Can't you just use soft mounts? Especially since in the scenario you described y...

acdha · on June 29, 2016

It depends on the nature of the failure. If you're doing something which triggers hard failures – i.e. where a read() call on a ocket would unblock with an error – soft mounts will eventually recover. The problem is that, in my experience anyways, the vast majority of failures aren't that clean – things like a server which processes packets but never responds, a network connection which drops packets but doesn't change the link status, etc. — and in those cases soft mounts behave no better than hard mounts. There also used to be kernel bugs in *BSD, Darwin, and Linux where the client could deadlock in heavy activity, which were hard to reproduce and get fixed.

In all of those cases, anything which tries to access something on the NFS mount will block in the kernel (i.e. “kill -9“ won't work) and the mount cannot be unmounted normally.

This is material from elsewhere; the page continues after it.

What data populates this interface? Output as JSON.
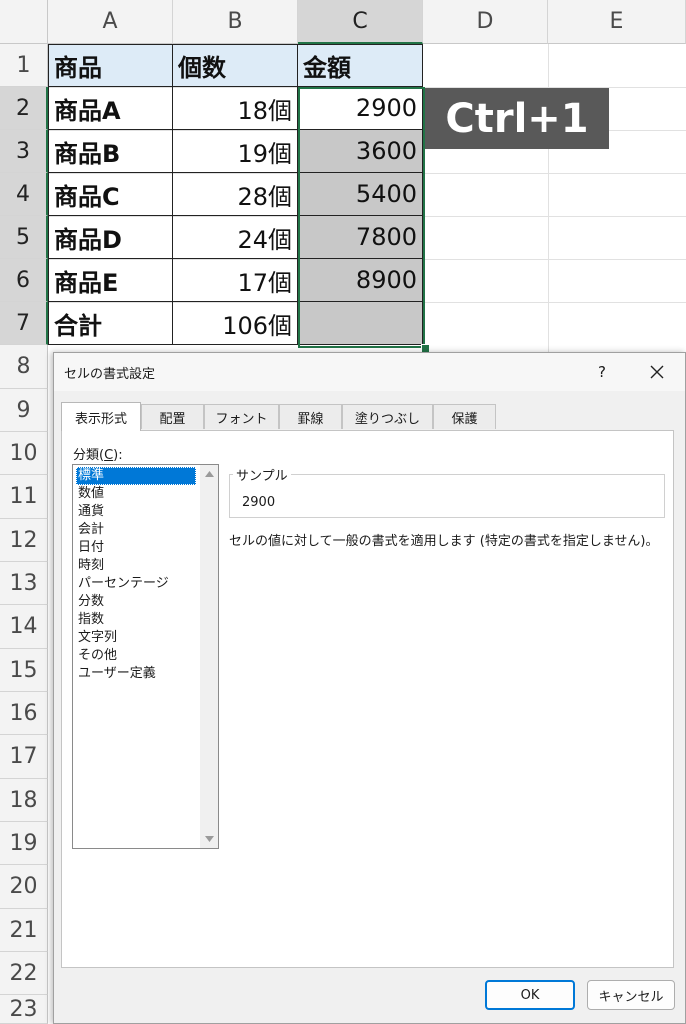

I wrote https://github.com/acdha/mountstatus awhile back – if memory serves, 2004 or so – because we found that on Linux a lazy unmount would still work in this case and so you could have a process monitor the mount status (fork() a child to check the mount, alert if it doesn't get a response within a set interval) and a watchdog could respond to an alert by issuing a “umount -l” and remounting, which doesn't fix the blocked process but is less disruptive than rebooting and that new processes won't block because they tried to access that mount.